Luis Pestarino
- Full name: Luis Pestarino
- Born: May 28, 1928 (age 97) Buenos Aires, Argentina

International
- Years: League / Role
- 1970s: FIFA-listed / Referee

= Luis Pestarino =

Luis Pestarino (born 28 May 1928) is a former Argentine football referee who officiated at major international and club competitions during the 1960s and 1970s. He is best known for his work in continental competitions, World Cup qualifiers, and the Olympic Games football tournament.

== Refereeing Career ==
Luis Pestarino was born on 28 May 1928 in Buenos Aires, Argentina. Pestarino became one of Argentina’s notable referees during the 1960s and 1970s.

=== Olympic Games ===
He was appointed as an official at the 1972 Summer Olympics football tournament in Munich. During the competition, Pestarino served in multiple roles, including referee and linesman, officiating matches such as East Germany vs. Soviet Union and Hungary vs. West Germany.

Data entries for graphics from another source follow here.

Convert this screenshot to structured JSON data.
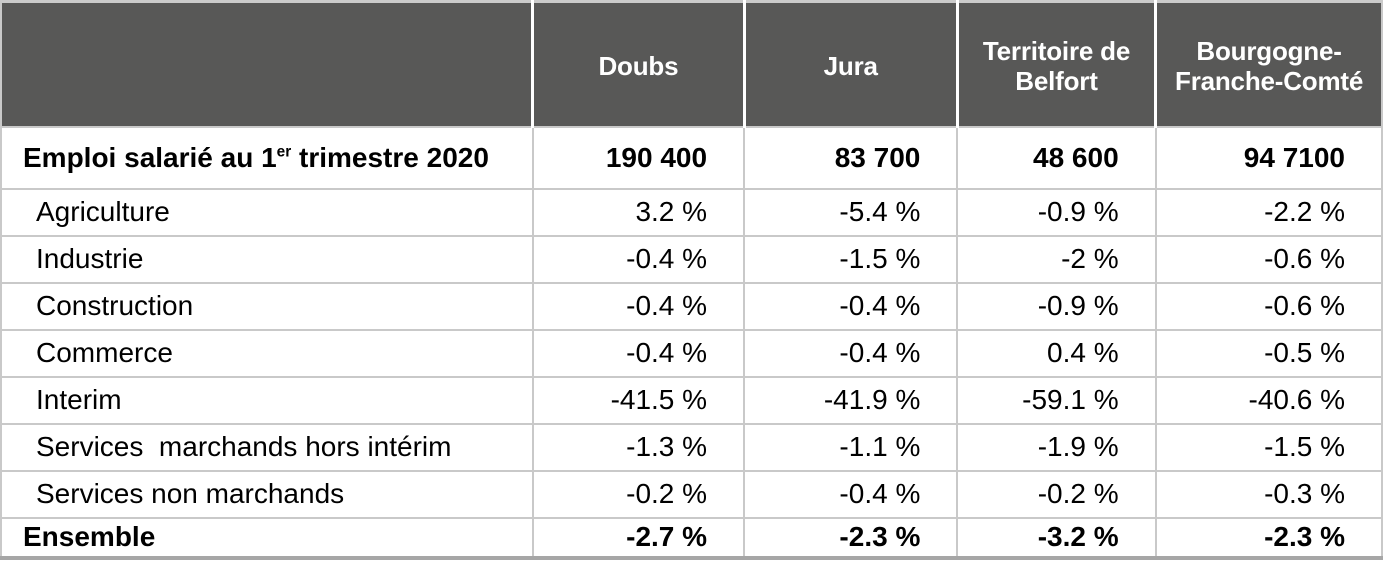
{
  "colors": {
    "header_bg": "#585857",
    "header_text": "#ffffff",
    "grid_line": "#c9c9c9",
    "top_border": "#cbcbcb",
    "bottom_border": "#a6a6a6",
    "body_text": "#000000"
  },
  "chart_data": {
    "type": "table",
    "title": "",
    "columns": [
      "",
      "Doubs",
      "Jura",
      "Territoire de Belfort",
      "Bourgogne-Franche-Comté"
    ],
    "rows": [
      {
        "label": "Emploi salarié au 1er trimestre 2020",
        "label_parts": [
          "Emploi salarié au 1",
          "er",
          " trimestre 2020"
        ],
        "bold": true,
        "values": [
          "190 400",
          "83 700",
          "48 600",
          "94 7100"
        ]
      },
      {
        "label": "Agriculture",
        "bold": false,
        "values": [
          "3.2 %",
          "-5.4 %",
          "-0.9 %",
          "-2.2 %"
        ]
      },
      {
        "label": "Industrie",
        "bold": false,
        "values": [
          "-0.4 %",
          "-1.5 %",
          "-2 %",
          "-0.6 %"
        ]
      },
      {
        "label": "Construction",
        "bold": false,
        "values": [
          "-0.4 %",
          "-0.4 %",
          "-0.9 %",
          "-0.6 %"
        ]
      },
      {
        "label": "Commerce",
        "bold": false,
        "values": [
          "-0.4 %",
          "-0.4 %",
          "0.4 %",
          "-0.5 %"
        ]
      },
      {
        "label": "Interim",
        "bold": false,
        "values": [
          "-41.5 %",
          "-41.9 %",
          "-59.1 %",
          "-40.6 %"
        ]
      },
      {
        "label": "Services  marchands hors intérim",
        "bold": false,
        "values": [
          "-1.3 %",
          "-1.1 %",
          "-1.9 %",
          "-1.5 %"
        ]
      },
      {
        "label": "Services non marchands",
        "bold": false,
        "values": [
          "-0.2 %",
          "-0.4 %",
          "-0.2 %",
          "-0.3 %"
        ]
      },
      {
        "label": "Ensemble",
        "bold": true,
        "values": [
          "-2.7 %",
          "-2.3 %",
          "-3.2 %",
          "-2.3 %"
        ]
      }
    ],
    "units": "percent change except first row (employment counts)",
    "layout": {
      "grid": true,
      "header_position": "top",
      "value_alignment": "right"
    }
  }
}
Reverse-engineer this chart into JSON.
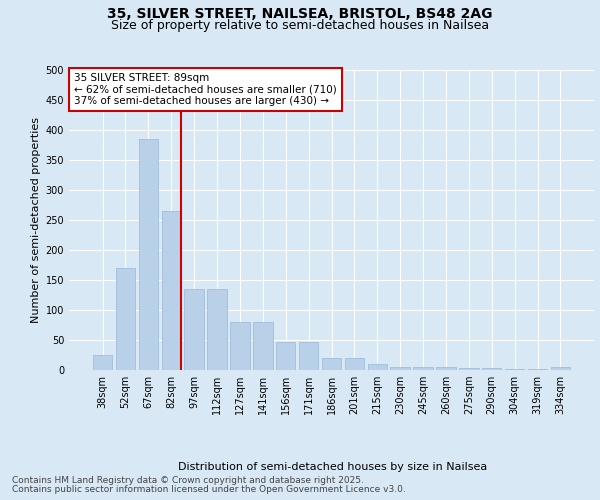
{
  "title_line1": "35, SILVER STREET, NAILSEA, BRISTOL, BS48 2AG",
  "title_line2": "Size of property relative to semi-detached houses in Nailsea",
  "xlabel": "Distribution of semi-detached houses by size in Nailsea",
  "ylabel": "Number of semi-detached properties",
  "categories": [
    "38sqm",
    "52sqm",
    "67sqm",
    "82sqm",
    "97sqm",
    "112sqm",
    "127sqm",
    "141sqm",
    "156sqm",
    "171sqm",
    "186sqm",
    "201sqm",
    "215sqm",
    "230sqm",
    "245sqm",
    "260sqm",
    "275sqm",
    "290sqm",
    "304sqm",
    "319sqm",
    "334sqm"
  ],
  "values": [
    25,
    170,
    385,
    265,
    135,
    135,
    80,
    80,
    47,
    47,
    20,
    20,
    10,
    5,
    5,
    5,
    3,
    3,
    2,
    2,
    5
  ],
  "bar_color": "#b8d0e8",
  "bar_edge_color": "#9ab8d8",
  "vline_x_index": 3,
  "vline_color": "#cc0000",
  "annotation_title": "35 SILVER STREET: 89sqm",
  "annotation_line1": "← 62% of semi-detached houses are smaller (710)",
  "annotation_line2": "37% of semi-detached houses are larger (430) →",
  "annotation_box_color": "#ffffff",
  "annotation_box_edge": "#cc0000",
  "ylim": [
    0,
    500
  ],
  "yticks": [
    0,
    50,
    100,
    150,
    200,
    250,
    300,
    350,
    400,
    450,
    500
  ],
  "bg_color": "#d8e8f4",
  "plot_bg_color": "#d8e8f4",
  "footer_line1": "Contains HM Land Registry data © Crown copyright and database right 2025.",
  "footer_line2": "Contains public sector information licensed under the Open Government Licence v3.0.",
  "title_fontsize": 10,
  "subtitle_fontsize": 9,
  "axis_label_fontsize": 8,
  "tick_fontsize": 7,
  "annotation_fontsize": 7.5,
  "footer_fontsize": 6.5
}
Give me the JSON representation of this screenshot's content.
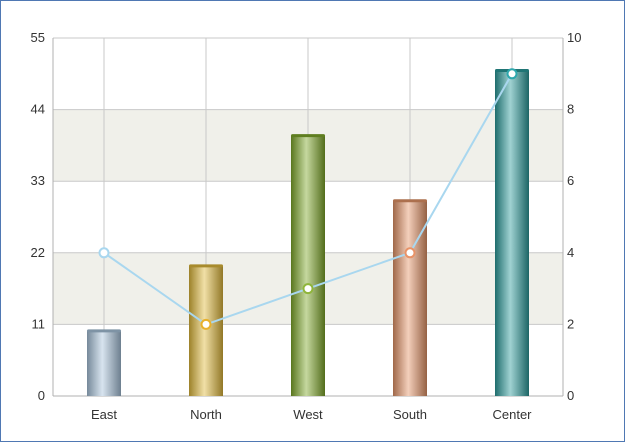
{
  "chart_data": {
    "type": "bar",
    "categories": [
      "East",
      "North",
      "West",
      "South",
      "Center"
    ],
    "series": [
      {
        "type": "bar",
        "axis": "left",
        "values": [
          10,
          20,
          40,
          30,
          50
        ],
        "colors": [
          "#a8c4dc",
          "#e0b93c",
          "#7fa82a",
          "#e59568",
          "#2b9c9c"
        ]
      },
      {
        "type": "line",
        "axis": "right",
        "values": [
          4,
          2,
          3,
          4,
          9
        ],
        "color": "#a9d7ef"
      }
    ],
    "y_left": {
      "min": 0,
      "max": 55,
      "ticks": [
        0,
        11,
        22,
        33,
        44,
        55
      ]
    },
    "y_right": {
      "min": 0,
      "max": 10,
      "ticks": [
        0,
        2,
        4,
        6,
        8,
        10
      ]
    },
    "grid": true,
    "band_color": "#f0f0ea",
    "point_colors": [
      "#a9d7ef",
      "#e8b12c",
      "#8fb53a",
      "#e89368",
      "#2ea7ad"
    ]
  }
}
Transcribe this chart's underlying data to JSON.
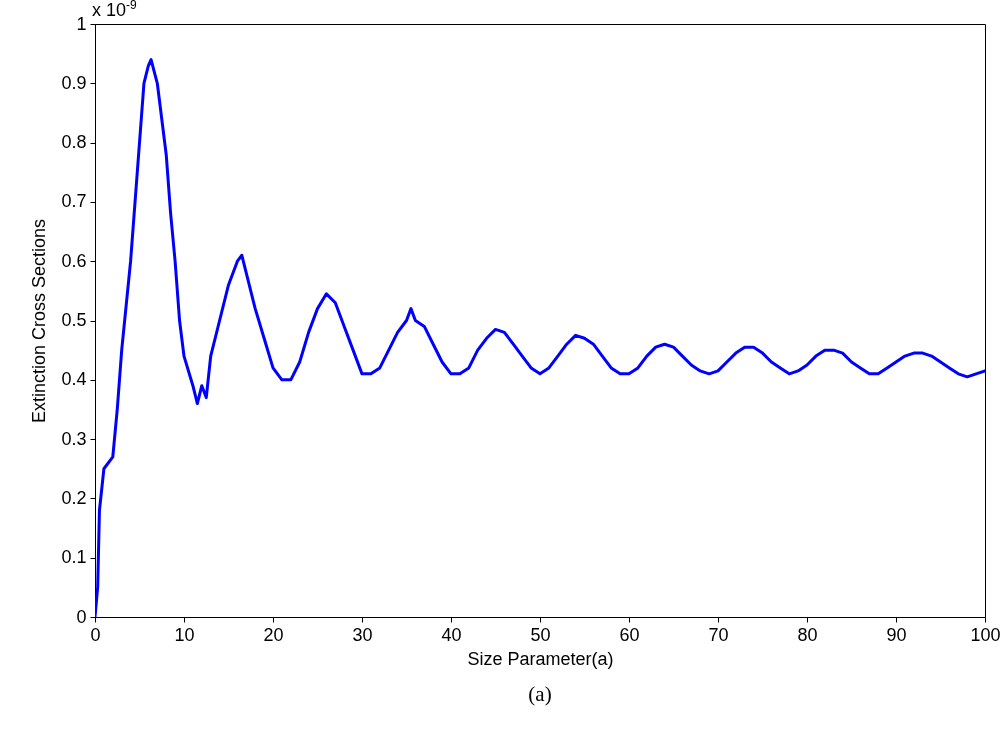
{
  "chart_data": {
    "type": "line",
    "xlabel": "Size Parameter(a)",
    "ylabel": "Extinction Cross Sections",
    "annotations": [
      "x 10$^{-9}$",
      "(a)"
    ],
    "xlim": [
      0,
      100
    ],
    "xticks": [
      0,
      10,
      20,
      30,
      40,
      50,
      60,
      70,
      80,
      90,
      100
    ],
    "ylim": [
      0,
      1
    ],
    "yticks": [
      0,
      0.1,
      0.2,
      0.3,
      0.4,
      0.5,
      0.6,
      0.7,
      0.8,
      0.9,
      1
    ],
    "grid": false,
    "marker": "none",
    "line_style": "solid",
    "series": [
      {
        "color": "#0000ff",
        "x": [
          0,
          0.3,
          0.5,
          1,
          2,
          2.5,
          3,
          4,
          5,
          5.5,
          6,
          6.3,
          7,
          8,
          8.5,
          9,
          9.5,
          10,
          11,
          11.5,
          12,
          12.5,
          13,
          14,
          15,
          16,
          16.5,
          17,
          18,
          19,
          20,
          21,
          22,
          23,
          24,
          25,
          26,
          27,
          28,
          29,
          30,
          31,
          32,
          33,
          34,
          35,
          35.5,
          36,
          37,
          38,
          39,
          40,
          41,
          42,
          43,
          44,
          45,
          46,
          47,
          48,
          49,
          50,
          51,
          52,
          53,
          54,
          55,
          56,
          57,
          58,
          59,
          60,
          61,
          62,
          63,
          64,
          65,
          66,
          67,
          68,
          69,
          70,
          71,
          72,
          73,
          74,
          75,
          76,
          77,
          78,
          79,
          80,
          81,
          82,
          83,
          84,
          85,
          86,
          87,
          88,
          89,
          90,
          91,
          92,
          93,
          94,
          95,
          96,
          97,
          98,
          99,
          100
        ],
        "values": [
          0,
          0.05,
          0.18,
          0.25,
          0.27,
          0.35,
          0.45,
          0.6,
          0.8,
          0.9,
          0.93,
          0.94,
          0.9,
          0.78,
          0.68,
          0.6,
          0.5,
          0.44,
          0.39,
          0.36,
          0.39,
          0.37,
          0.44,
          0.5,
          0.56,
          0.6,
          0.61,
          0.58,
          0.52,
          0.47,
          0.42,
          0.4,
          0.4,
          0.43,
          0.48,
          0.52,
          0.545,
          0.53,
          0.49,
          0.45,
          0.41,
          0.41,
          0.42,
          0.45,
          0.48,
          0.5,
          0.52,
          0.5,
          0.49,
          0.46,
          0.43,
          0.41,
          0.41,
          0.42,
          0.45,
          0.47,
          0.485,
          0.48,
          0.46,
          0.44,
          0.42,
          0.41,
          0.42,
          0.44,
          0.46,
          0.475,
          0.47,
          0.46,
          0.44,
          0.42,
          0.41,
          0.41,
          0.42,
          0.44,
          0.455,
          0.46,
          0.455,
          0.44,
          0.425,
          0.415,
          0.41,
          0.415,
          0.43,
          0.445,
          0.455,
          0.455,
          0.445,
          0.43,
          0.42,
          0.41,
          0.415,
          0.425,
          0.44,
          0.45,
          0.45,
          0.445,
          0.43,
          0.42,
          0.41,
          0.41,
          0.42,
          0.43,
          0.44,
          0.445,
          0.445,
          0.44,
          0.43,
          0.42,
          0.41,
          0.405,
          0.41,
          0.415
        ]
      }
    ]
  }
}
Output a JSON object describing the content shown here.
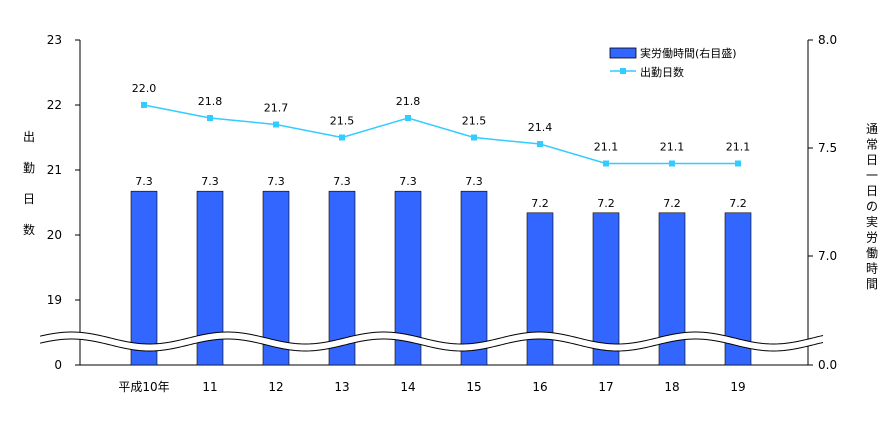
{
  "chart_data": {
    "type": "bar+line",
    "categories": [
      "平成10年",
      "11",
      "12",
      "13",
      "14",
      "15",
      "16",
      "17",
      "18",
      "19"
    ],
    "series": [
      {
        "name": "実労働時間(右目盛)",
        "type": "bar",
        "axis": "right",
        "values": [
          7.3,
          7.3,
          7.3,
          7.3,
          7.3,
          7.3,
          7.2,
          7.2,
          7.2,
          7.2
        ],
        "labels": [
          "7.3",
          "7.3",
          "7.3",
          "7.3",
          "7.3",
          "7.3",
          "7.2",
          "7.2",
          "7.2",
          "7.2"
        ],
        "color": "#3366ff"
      },
      {
        "name": "出勤日数",
        "type": "line",
        "axis": "left",
        "values": [
          22.0,
          21.8,
          21.7,
          21.5,
          21.8,
          21.5,
          21.4,
          21.1,
          21.1,
          21.1
        ],
        "labels": [
          "22.0",
          "21.8",
          "21.7",
          "21.5",
          "21.8",
          "21.5",
          "21.4",
          "21.1",
          "21.1",
          "21.1"
        ],
        "color": "#33ccff"
      }
    ],
    "left_axis": {
      "label": "出勤日数",
      "ticks": [
        "23",
        "22",
        "21",
        "20",
        "19",
        "0"
      ],
      "range": [
        19,
        23
      ],
      "broken": true,
      "bottom_value": "0"
    },
    "right_axis": {
      "label": "通常日一日の実労働時間",
      "ticks": [
        "8.0",
        "7.5",
        "7.0",
        "0.0"
      ],
      "range": [
        7.0,
        8.0
      ],
      "broken": true,
      "bottom_value": "0.0"
    },
    "grid": false,
    "legend_position": "top-right"
  }
}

=== International Matches and Competitions ===
Pestarino officiated in a number of World Cup qualifying matches and international fixtures for national teams throughout his career. Statistics compiled by European football databases list various international appointments and match records under his name.

=== Club Competitions ===
At club level, Pestarino took charge of matches in South American continental competitions, including Copa Libertadores fixtures and the Intercontinental Cup.